The influence of sampling percentage on the accuracy of data estimation when SQL Server statistics are updated 07/06 Update SLTechnology News&Howtos

The influence of sampling percentage on the accuracy of data estimation when SQL Server statistics are updated

2025-07-06 Update From: SLTechnology News&Howtos shulou NAV: SLTechnology News&Howtos > Database >

Shulou(Shulou.com)05/31 Report--

This article will explain in detail the impact of sampling percentage on the accuracy of data estimates when SQL Server statistics are updated. The editor thinks it is very practical, so I share it with you as a reference. I hope you can get something after reading this article.

Why do you write statistics?

Recently, when I saw someone writing statistics in the garden, the landlord also came to join the party.

It is said that often do database, especially do development or optimization, statistical information caused by performance problems should be said to be common.

Of course, the solution is not immutable, and the practice of "eating everything in one move" is no longer feasible (digression: isn't this the way the whole era is like this?)

Of course, the same sentence, now that it has been written, it can not be too corny, write something different, this paper analyzes a similar actual case to interpret the issues related to the update of statistical information.

For practical problems, not only to solve the problem, it is more important to make an in-depth analysis in theory in order to better control the database.

When to update statistics

(1) the query execution is slow, or the query statement is suddenly slow. This scenario is probably due to the problem of parameter sniffing because the statistics are not updated in a timely manner.

(2) when a large amount of data is INSERT/DELETE/UPDATE to ascending or descending columns, in this case, the statistical histogram may not be updated in time.

(3) it is recommended that statistics be updated after maintenance other than index maintenance, which does not change the data distribution when you rebuild, defragment, or reorganize the index.

(4) the data of the database changes frequently, so it is recommended to update the statistical information at least once a day. Data warehouses can appropriately reduce the frequency of updating statistics.

(5) when there is a warning of missing statistics in the execution plan, you need to create statistics manually.

Basis of statistical information

First of all, let's talk about an old topic, the update threshold of statistics:

1, the table has changed from no data to one piece of data greater than or equal to.

2, for a table with less than 500 rows of data, when the cumulative change of the first field of the statistical information is greater than 500.

3. For a table with more than 500 rows of data, when the cumulative change of the first field of the statistical information is greater than 500 + (20% × the total amount of table data).

Make a query, trigger statistics update, and return rowmodct to 0 (continue to accumulate until the next trigger threshold, and return to 0 again after triggering the update)

On the problem of statistical information being "out of date"

At the beginning of the text, there are many articles on the Internet about statistical information, referring to statistical information, many of which are due to the expiration of statistical information, and then what happens after the update?

Especially in the third interval that triggers the automatic update threshold of statistics, that is to say, the update of statistics can be triggered automatically only after the cumulative change of data exceeds 20%.

This usually has a great impact on large tables. For example, for 1000W tables, statistics updates are triggered after a change of more than 20% or + 500, that is, 200W+500 rows. The automatic trigger threshold of this threshold range is unacceptable in most cases, so the diagnosis of statistics becomes "out of date".

It is understandable to judge whether the statistics are out of date and then update the statistics to promote the execution plan to estimate the number of rows more accurately.

But that's the problem: so how do you update statistics? Whether the immutable approach is feasible or not is the crux of the question.

Of course, someone must have said that I updated it in the default way, and after the update, SQL became more optimized or something.

Update the statistics of an index through update statistics TableName StatisticName

Or update statistics TableName updates the statistics of the whole table

In this case, it is often possible to do this on a small table. Of course, there is no standard value for a large table or a small table.

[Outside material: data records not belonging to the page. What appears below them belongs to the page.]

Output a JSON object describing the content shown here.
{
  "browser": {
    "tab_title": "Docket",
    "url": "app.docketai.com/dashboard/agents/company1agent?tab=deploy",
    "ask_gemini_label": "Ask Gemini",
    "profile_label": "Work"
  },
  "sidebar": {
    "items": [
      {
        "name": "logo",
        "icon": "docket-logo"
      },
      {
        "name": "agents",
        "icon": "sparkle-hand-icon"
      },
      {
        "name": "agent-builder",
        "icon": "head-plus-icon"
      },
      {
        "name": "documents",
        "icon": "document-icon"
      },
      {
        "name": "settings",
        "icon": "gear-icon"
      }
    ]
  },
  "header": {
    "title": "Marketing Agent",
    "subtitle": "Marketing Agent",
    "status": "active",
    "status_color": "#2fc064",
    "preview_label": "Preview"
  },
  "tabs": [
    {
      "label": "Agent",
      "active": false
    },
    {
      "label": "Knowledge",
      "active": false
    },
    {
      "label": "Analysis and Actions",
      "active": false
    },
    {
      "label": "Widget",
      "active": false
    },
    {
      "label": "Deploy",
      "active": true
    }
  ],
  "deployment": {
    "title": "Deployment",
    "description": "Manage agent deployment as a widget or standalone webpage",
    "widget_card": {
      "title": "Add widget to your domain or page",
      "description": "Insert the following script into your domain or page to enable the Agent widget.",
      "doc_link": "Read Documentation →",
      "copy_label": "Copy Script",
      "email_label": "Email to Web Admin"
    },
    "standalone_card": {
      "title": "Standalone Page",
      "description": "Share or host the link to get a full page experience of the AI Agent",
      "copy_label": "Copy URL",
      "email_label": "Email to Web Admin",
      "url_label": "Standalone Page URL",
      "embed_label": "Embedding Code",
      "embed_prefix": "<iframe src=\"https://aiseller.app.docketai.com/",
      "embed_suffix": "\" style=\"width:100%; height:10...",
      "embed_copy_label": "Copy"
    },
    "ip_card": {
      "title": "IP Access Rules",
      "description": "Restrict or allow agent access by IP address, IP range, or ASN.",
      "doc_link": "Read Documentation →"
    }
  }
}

Everything should be explained in combination with the facts.

The following begins the topic of this article:

Abstract and simplify an actual case in the business, create such a table, similar to the order and order schedule (master child table)

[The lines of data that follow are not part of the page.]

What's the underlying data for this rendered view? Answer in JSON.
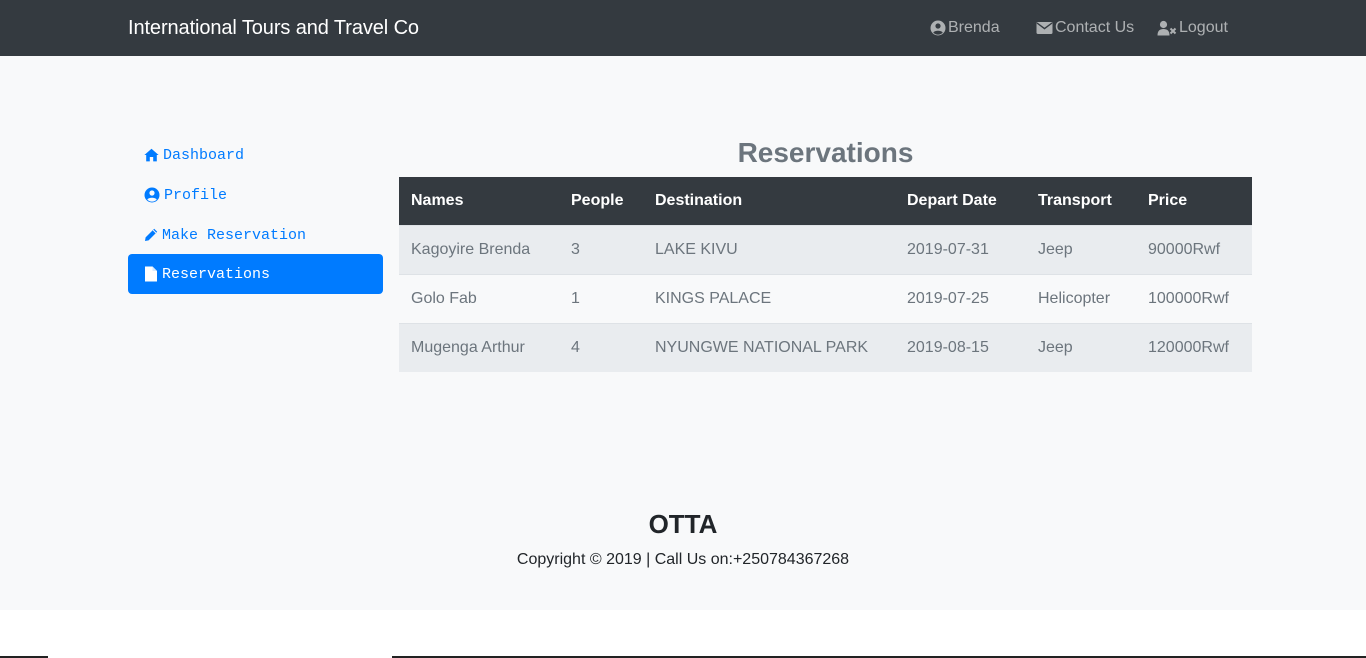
{
  "navbar": {
    "brand": "International Tours and Travel Co",
    "user": {
      "label": "Brenda",
      "icon": "user-circle-icon"
    },
    "contact": {
      "label": "Contact Us",
      "icon": "envelope-icon"
    },
    "logout": {
      "label": "Logout",
      "icon": "user-times-icon"
    }
  },
  "sidebar": {
    "items": [
      {
        "label": "Dashboard",
        "icon": "home-icon",
        "active": false
      },
      {
        "label": "Profile",
        "icon": "user-circle-icon",
        "active": false
      },
      {
        "label": "Make Reservation",
        "icon": "pencil-icon",
        "active": false
      },
      {
        "label": "Reservations",
        "icon": "file-icon",
        "active": true
      }
    ]
  },
  "content": {
    "title": "Reservations",
    "table": {
      "headers": [
        "Names",
        "People",
        "Destination",
        "Depart Date",
        "Transport",
        "Price"
      ],
      "rows": [
        [
          "Kagoyire Brenda",
          "3",
          "LAKE KIVU",
          "2019-07-31",
          "Jeep",
          "90000Rwf"
        ],
        [
          "Golo Fab",
          "1",
          "KINGS PALACE",
          "2019-07-25",
          "Helicopter",
          "100000Rwf"
        ],
        [
          "Mugenga Arthur",
          "4",
          "NYUNGWE NATIONAL PARK",
          "2019-08-15",
          "Jeep",
          "120000Rwf"
        ]
      ]
    }
  },
  "footer": {
    "title": "OTTA",
    "copyright": "Copyright © 2019 | Call Us on:+250784367268"
  },
  "colors": {
    "navbar_bg": "#343a40",
    "primary": "#007bff",
    "muted": "#6c757d",
    "page_bg": "#f8f9fa"
  }
}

Here you can imagine that it is a child table of an order table. The Id field is unique, and there is a ParentID field that is not unique.

ParentID is similar to the Id of the main table. The test data is inserted according to the rule that 50 bars of a main table Id indicate fineness.

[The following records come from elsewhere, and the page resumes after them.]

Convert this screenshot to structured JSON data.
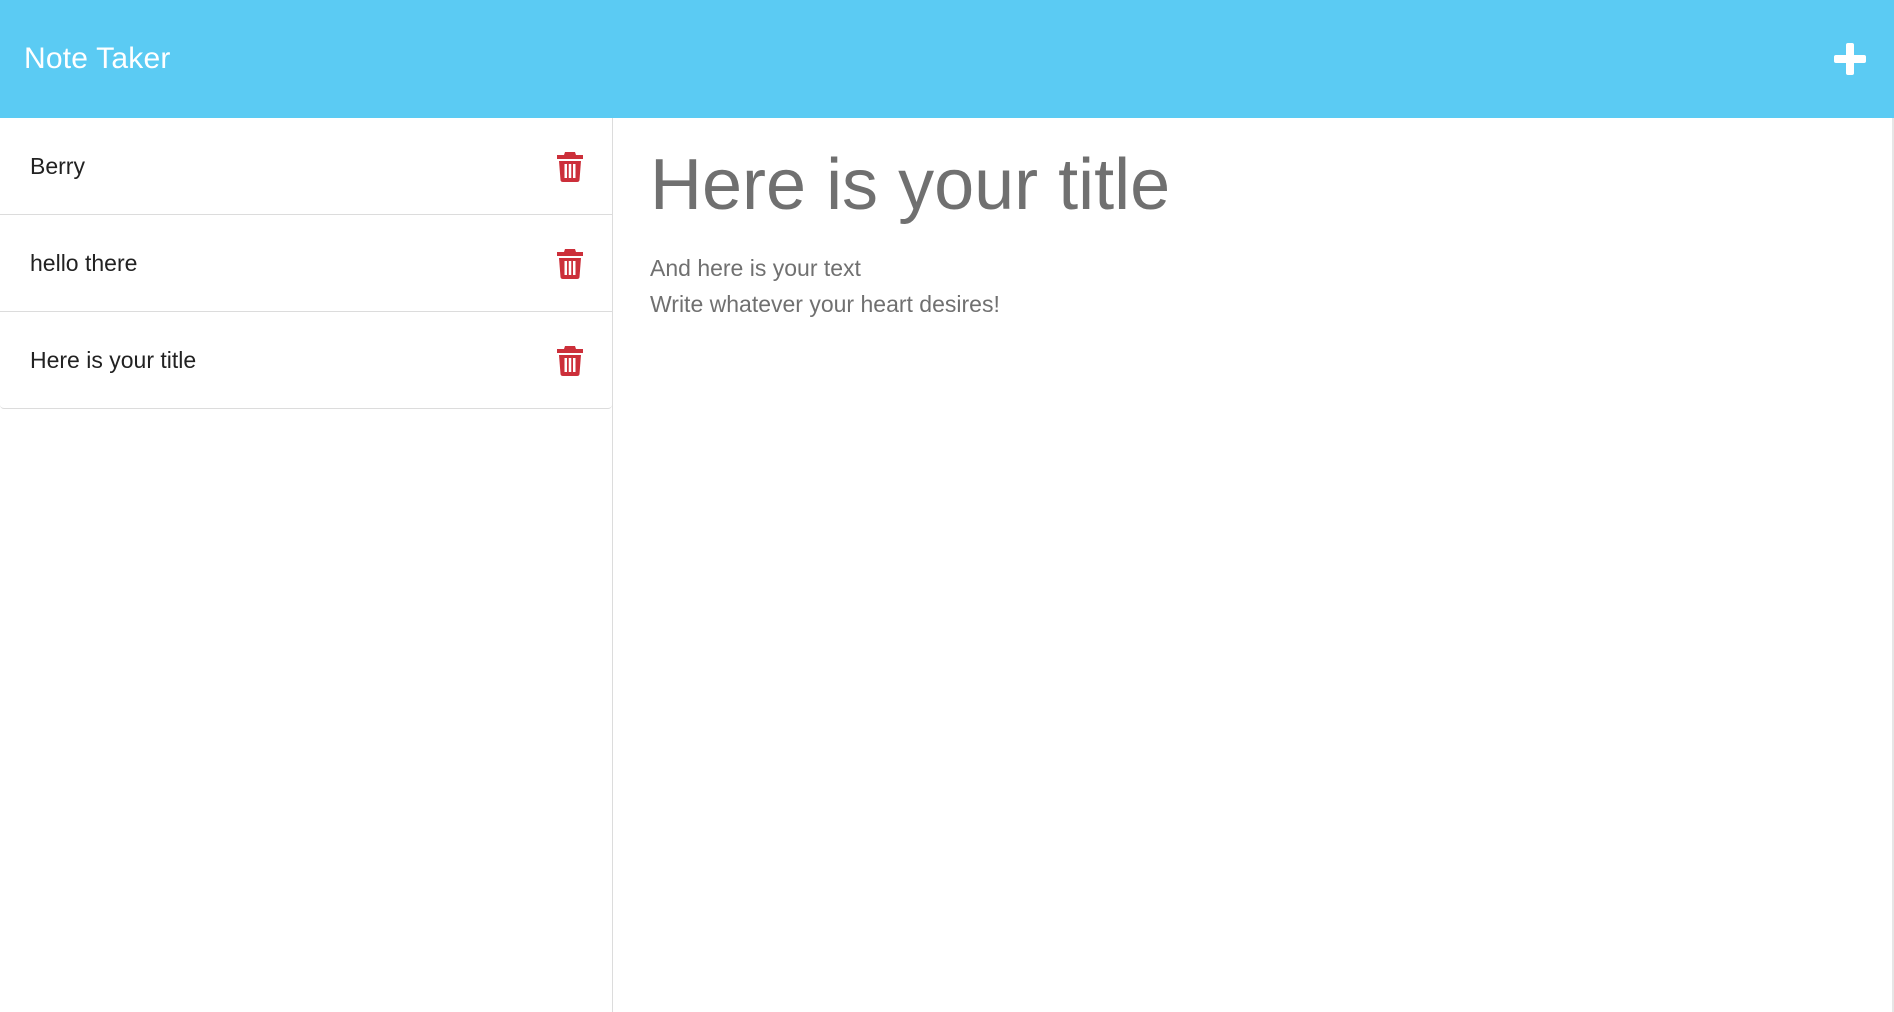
{
  "app": {
    "title": "Note Taker",
    "accent_color": "#5bcbf3",
    "new_note_icon": "plus-icon"
  },
  "notes": [
    {
      "title": "Berry",
      "delete_icon": "trash-icon"
    },
    {
      "title": "hello there",
      "delete_icon": "trash-icon"
    },
    {
      "title": "Here is your title",
      "delete_icon": "trash-icon"
    }
  ],
  "editor": {
    "title_placeholder": "Here is your title",
    "text_placeholder": "And here is your text\nWrite whatever your heart desires!"
  },
  "colors": {
    "delete": "#cc2f3a",
    "placeholder": "#707070"
  }
}
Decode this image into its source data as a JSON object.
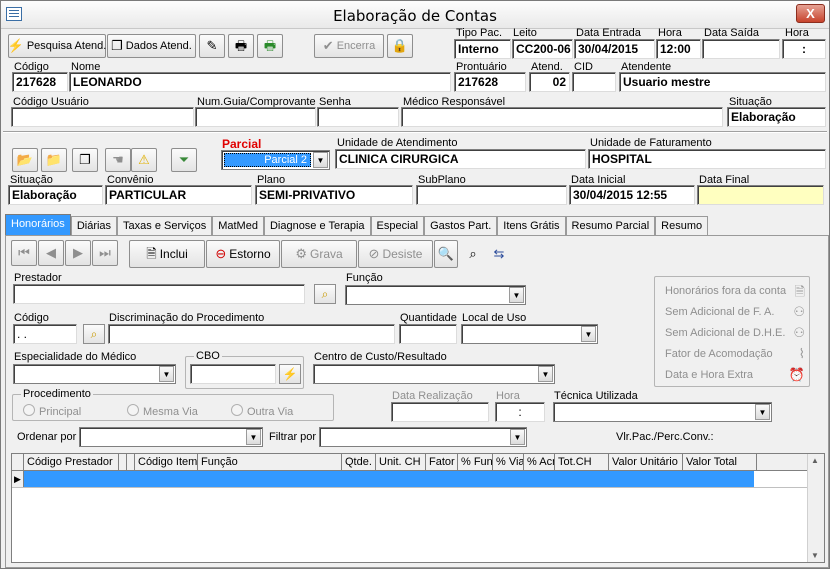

CREATE TABLE [dbo]. [TestStaitisticsSample] ([Id] [int] IDENTITY (1) NOT NULL, [ParentId] [int] NULL, [OtherColumn] [varchar] (50) NULL) declare @ I int=0while (@ I)

Welcome to subscribe "Shulou Technology Information " to get latest news, interesting things and hot topics in the IT industry, and controls the hottest and latest Internet news, technology news and IT industry trends.

*The comments in the above article only represent the author's personal views and do not represent the views and positions of this website. If you have more insights, please feel free to contribute and share.